Lincoln Center Jazz Orchestra
Wynton Marsalis (trumpet/director)
Wes Warmdaddy Anderson (alto/sopranino saxophones)
Walter Blanding, Jr (tenor saxophone)
Victor Goines (tenor/soprano saxophones, clarinets)
Ted Nash (alto/soprano saxophones, flute)
Joe Temperley (saxophones)
Vincent R Gardner (trombone)
Andre Hayward (trombone)
Ron Westray (trombone)
Seneca Black (trumpet)
Marcus Printup (trumpet)
Ryan Kisor (trumpet)
Richard Johnson (piano)
Herlin Riley (drums)
Rodney Whitaker (bass)
Reviewed by: Nick Breckenfield
Reviewed: 27 July, 2002
Venue: Royal Albert Hall, London
Wynton Marsalis appeared at a late-night Prom in 1993 with his sextet (also including Wes ’Warmdaddy’ Anderson, Walter Blanding, Jr and Herlin Riley) and – at long last – he returned with his big band, the Lincoln Center Jazz Orchestra, with all the other members making their Prom debuts.
With saxophones and trombones arrayed right to left (looking at the stage), the ’continuo’ group of piano, bass and drums behind the saxophones and Marsalis himself with his co-trumpeters raised behind the trombones (the stage crew had been quick again in raising platforms after clearing the stage from the earlier performance of Dvorak’s Stabat Mater), we were promised a night that would bring the world of the American High School Prom to the Royal Albert Hall Proms.
In fact, despite a list of swing classics listed in the programme, we only got two of them. I was more impressed with the new works originated by Marsalis himself, or others (including the bassist, Rodney Whitaker). We started rousingly with Stompin’ at the Savoy (that’s the Harlem Savoy, not the hotel on the Strand!), and along the way we were treated to such classics as Benny Carter’s Symphony of Riffs, Duke Ellington’s tribute to ’Satchmo’ in A Portrait of Louis Armstrong from his New Orleans Suite, with Marsalis on top form, and the Duke’s Sophisticated Lady (a baritone-sax solo as the first encore for Scottish-born Joe Temperley), Billy Strayhorn’s Take the A Train and more-mellow Isfahan, as well as Frank Foster’s Shiny Stockings.
Equally we had nearly as many more recent works written for the LCJO. Jump was from Marsalis’s ballet of that name, while Back to Basics comes from his Pulitzer Prize-wining jazz oratorio, Blood on the Fields. The drummer Herlin Riley introduced Dreaming on the Washboard with a stupendous display of controlled percussionism that could not have been bettered by our own Evelyn Glennie for subtlety, imagination and execution, while the whole orchestra used a distinctive shoe-shuffle to imitate rolling stock on Big Train. Called back twice, the concert ended – around midnight – with a stunning display of Marsalis’s trumpet pyrotechnics.
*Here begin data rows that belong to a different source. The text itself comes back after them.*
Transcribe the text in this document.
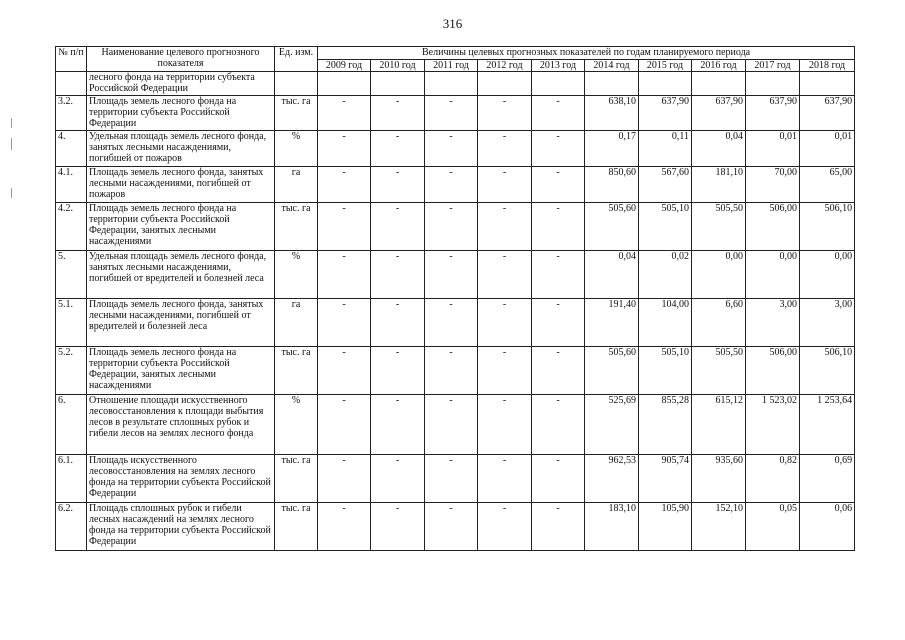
316
№ п/п	Наименование целевого прогнозного показателя	Ед. изм.	Величины целевых прогнозных показателей по годам планируемого периода									
			2009 год	2010 год	2011 год	2012 год	2013 год	2014 год	2015 год	2016 год	2017 год	2018 год
	лесного фонда на территории субъекта Российской Федерации											
3.2.	Площадь земель лесного фонда на территории субъекта Российской Федерации	тыс. га	-	-	-	-	-	638,10	637,90	637,90	637,90	637,90
4.	Удельная площадь земель лесного фонда, занятых лесными насаждениями, погибшей от пожаров	%	-	-	-	-	-	0,17	0,11	0,04	0,01	0,01
4.1.	Площадь земель лесного фонда, занятых лесными насаждениями, погибшей от пожаров	га	-	-	-	-	-	850,60	567,60	181,10	70,00	65,00
4.2.	Площадь земель лесного фонда на территории субъекта Российской Федерации, занятых лесными насаждениями	тыс. га	-	-	-	-	-	505,60	505,10	505,50	506,00	506,10
5.	Удельная площадь земель лесного фонда, занятых лесными насаждениями, погибшей от вредителей и болезней леса	%	-	-	-	-	-	0,04	0,02	0,00	0,00	0,00
5.1.	Площадь земель лесного фонда, занятых лесными насаждениями, погибшей от вредителей и болезней леса	га	-	-	-	-	-	191,40	104,00	6,60	3,00	3,00
5.2.	Площадь земель лесного фонда на территории субъекта Российской Федерации, занятых лесными насаждениями	тыс. га	-	-	-	-	-	505,60	505,10	505,50	506,00	506,10
6.	Отношение площади искусственного лесовосстановления к площади выбытия лесов в результате сплошных рубок и гибели лесов на землях лесного фонда	%	-	-	-	-	-	525,69	855,28	615,12	1 523,02	1 253,64
6.1.	Площадь искусственного лесовосстановления на землях лесного фонда на территории субъекта Российской Федерации	тыс. га	-	-	-	-	-	962,53	905,74	935,60	0,82	0,69
6.2.	Площадь сплошных рубок и гибели лесных насаждений на землях лесного фонда на территории субъекта Российской Федерации	тыс. га	-	-	-	-	-	183,10	105,90	152,10	0,05	0,06
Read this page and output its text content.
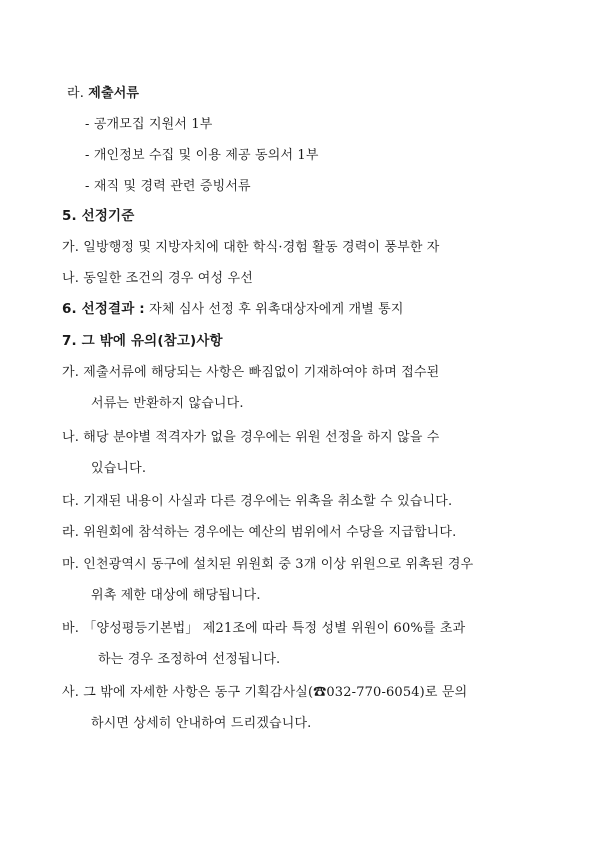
라. 제출서류
- 공개모집 지원서 1부
- 개인정보 수집 및 이용 제공 동의서 1부
- 재직 및 경력 관련 증빙서류
5. 선정기준
가. 일방행정 및 지방자치에 대한 학식·경험 활동 경력이 풍부한 자
나. 동일한 조건의 경우 여성 우선
6. 선정결과 : 자체 심사 선정 후 위촉대상자에게 개별 통지
7. 그 밖에 유의(참고)사항
가. 제출서류에 해당되는 사항은 빠짐없이 기재하여야 하며 접수된
서류는 반환하지 않습니다.
나. 해당 분야별 적격자가 없을 경우에는 위원 선정을 하지 않을 수
있습니다.
다. 기재된 내용이 사실과 다른 경우에는 위촉을 취소할 수 있습니다.
라. 위원회에 참석하는 경우에는 예산의 범위에서 수당을 지급합니다.
마. 인천광역시 동구에 설치된 위원회 중 3개 이상 위원으로 위촉된 경우
위촉 제한 대상에 해당됩니다.
바. 「양성평등기본법」 제21조에 따라 특정 성별 위원이 60%를 초과
하는 경우 조정하여 선정됩니다.
사. 그 밖에 자세한 사항은 동구 기획감사실(☎032-770-6054)로 문의
하시면 상세히 안내하여 드리겠습니다.
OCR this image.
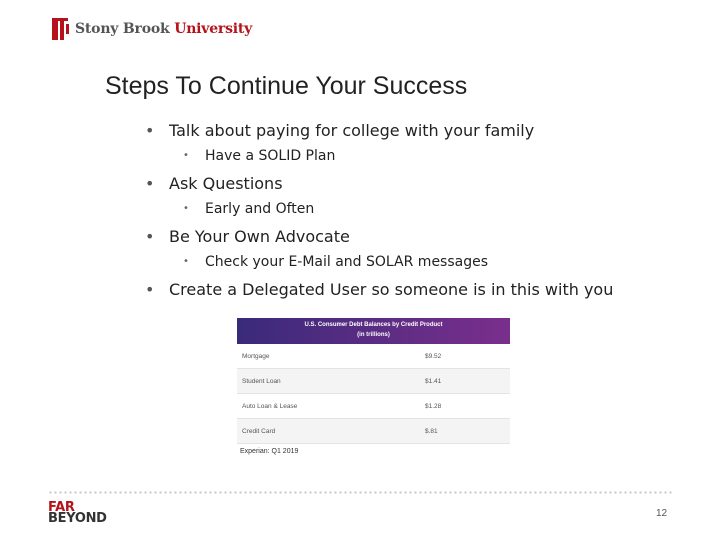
Stony Brook University
Steps To Continue Your Success
• Talk about paying for college with your family
• Have a SOLID Plan
• Ask Questions
• Early and Often
• Be Your Own Advocate
• Check your E-Mail and SOLAR messages
• Create a Delegated User so someone is in this with you
U.S. Consumer Debt Balances by Credit Product
(in trillions)
Mortgage	$9.52
Student Loan	$1.41
Auto Loan & Lease	$1.28
Credit Card	$.81
Experian: Q1 2019
FAR
BEYOND	12
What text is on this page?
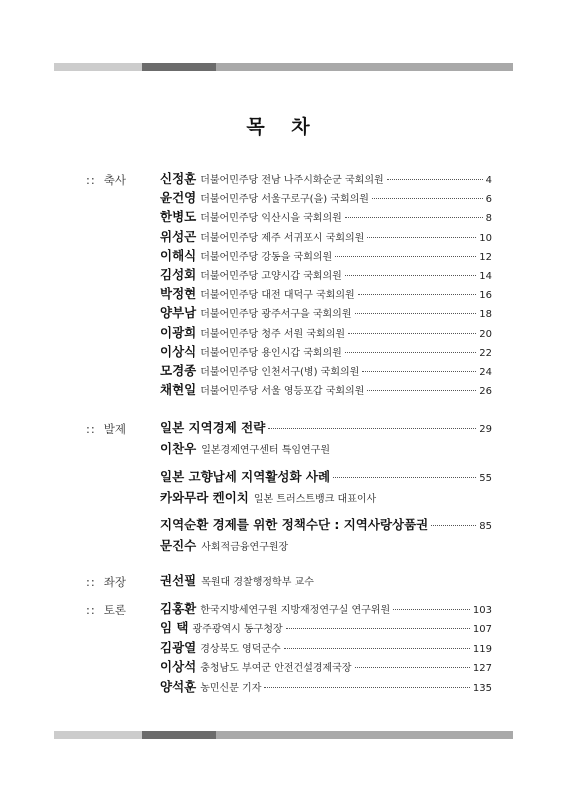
목 차
:: 축사	신정훈 더불어민주당 전남 나주시화순군 국회의원	4
윤건영 더불어민주당 서울구로구(을) 국회의원	6
한병도 더불어민주당 익산시을 국회의원	8
위성곤 더불어민주당 제주 서귀포시 국회의원	10
이해식 더불어민주당 강동을 국회의원	12
김성회 더불어민주당 고양시갑 국회의원	14
박정현 더불어민주당 대전 대덕구 국회의원	16
양부남 더불어민주당 광주서구을 국회의원	18
이광희 더불어민주당 청주 서원 국회의원	20
이상식 더불어민주당 용인시갑 국회의원	22
모경종 더불어민주당 인천서구(병) 국회의원	24
채현일 더불어민주당 서울 영등포갑 국회의원	26
:: 발제	일본 지역경제 전략	29
이찬우 일본경제연구센터 특임연구원
일본 고향납세 지역활성화 사례	55
카와무라 켄이치 일본 트러스트뱅크 대표이사
지역순환 경제를 위한 정책수단 : 지역사랑상품권	85
문진수 사회적금융연구원장
:: 좌장	권선필 목원대 경찰행정학부 교수
:: 토론	김홍환 한국지방세연구원 지방재정연구실 연구위원	103
임 택 광주광역시 동구청장	107
김광열 경상북도 영덕군수	119
이상석 충청남도 부여군 안전건설경제국장	127
양석훈 농민신문 기자	135
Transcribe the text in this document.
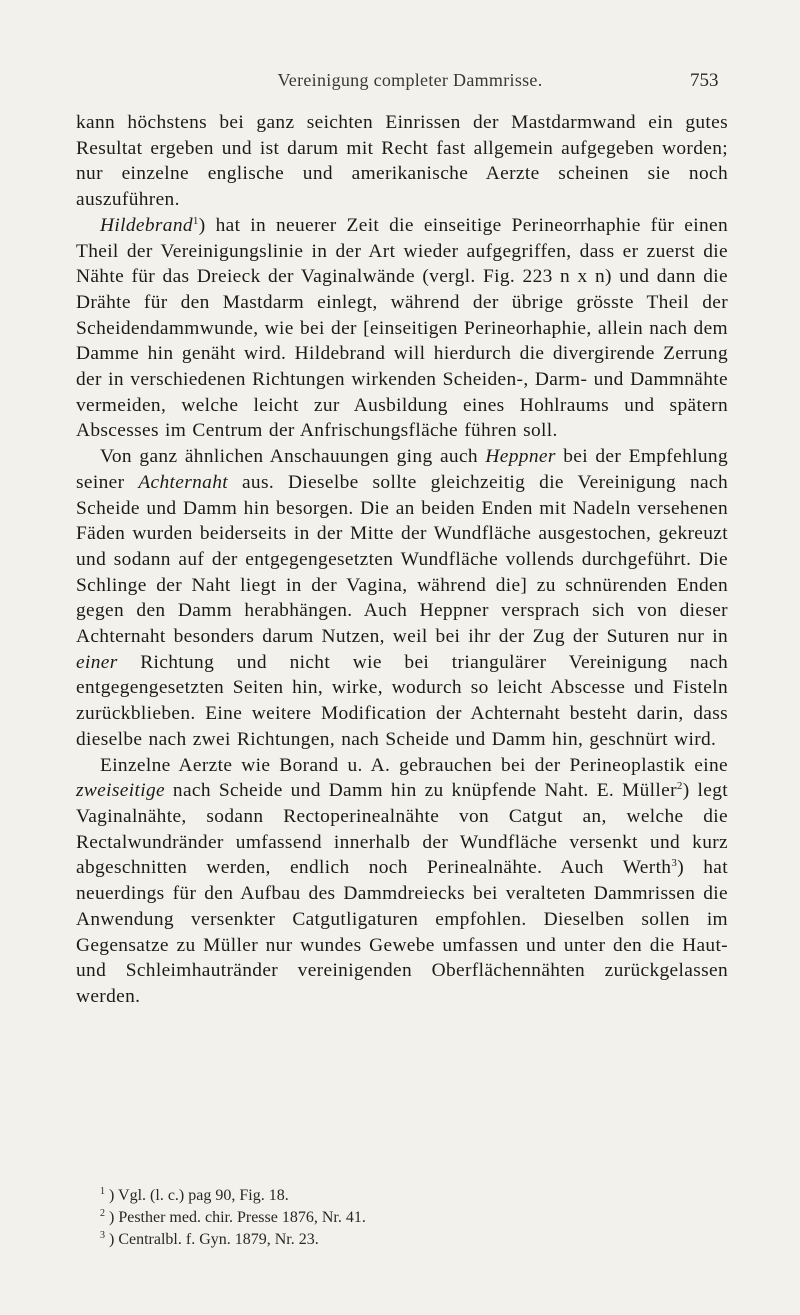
Vereinigung completer Dammrisse.	753

kann höchstens bei ganz seichten Einrissen der Mastdarmwand ein gutes Resultat ergeben und ist darum mit Recht fast allgemein aufgegeben worden; nur einzelne englische und amerikanische Aerzte scheinen sie noch auszuführen.

Hildebrand$^1$) hat in neuerer Zeit die einseitige Perineorrhaphie für einen Theil der Vereinigungslinie in der Art wieder aufgegriffen, dass er zuerst die Nähte für das Dreieck der Vaginalwände (vergl. Fig. 223 n x n) und dann die Drähte für den Mastdarm einlegt, während der übrige grösste Theil der Scheidendammwunde, wie bei der [einseitigen Perineorhaphie, allein nach dem Damme hin genäht wird. Hildebrand will hierdurch die divergirende Zerrung der in verschiedenen Richtungen wirkenden Scheiden-, Darm- und Dammnähte vermeiden, welche leicht zur Ausbildung eines Hohlraums und spätern Abscesses im Centrum der Anfrischungsfläche führen soll.

Von ganz ähnlichen Anschauungen ging auch Heppner bei der Empfehlung seiner Achternaht aus. Dieselbe sollte gleichzeitig die Vereinigung nach Scheide und Damm hin besorgen. Die an beiden Enden mit Nadeln versehenen Fäden wurden beiderseits in der Mitte der Wundfläche ausgestochen, gekreuzt und sodann auf der entgegengesetzten Wundfläche vollends durchgeführt. Die Schlinge der Naht liegt in der Vagina, während die] zu schnürenden Enden gegen den Damm herabhängen. Auch Heppner versprach sich von dieser Achternaht besonders darum Nutzen, weil bei ihr der Zug der Suturen nur in einer Richtung und nicht wie bei triangulärer Vereinigung nach entgegengesetzten Seiten hin, wirke, wodurch so leicht Abscesse und Fisteln zurückblieben. Eine weitere Modification der Achternaht besteht darin, dass dieselbe nach zwei Richtungen, nach Scheide und Damm hin, geschnürt wird.

Einzelne Aerzte wie Borand u. A. gebrauchen bei der Perineoplastik eine zweiseitige nach Scheide und Damm hin zu knüpfende Naht. E. Müller$^2$) legt Vaginalnähte, sodann Rectoperinealnähte von Catgut an, welche die Rectalwundränder umfassend innerhalb der Wundfläche versenkt und kurz abgeschnitten werden, endlich noch Perinealnähte. Auch Werth$^3$) hat neuerdings für den Aufbau des Dammdreiecks bei veralteten Dammrissen die Anwendung versenkter Catgutligaturen empfohlen. Dieselben sollen im Gegensatze zu Müller nur wundes Gewebe umfassen und unter den die Haut- und Schleimhautränder vereinigenden Oberflächennähten zurückgelassen werden.

$^1$ ) Vgl. (l. c.) pag 90, Fig. 18.
$^2$ ) Pesther med. chir. Presse 1876, Nr. 41.
$^3$ ) Centralbl. f. Gyn. 1879, Nr. 23.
So packed was the Arena that an American Prom spirit, with dancing, was almost impossible to emulate, although two young couples (quickly moving to the back for more space) made the most of the evening to dance in a way Marsalis would have been proud (if only he could have seen them).
Let’s hope it’s not another nine years before we are treated to some of the Marsalis magic.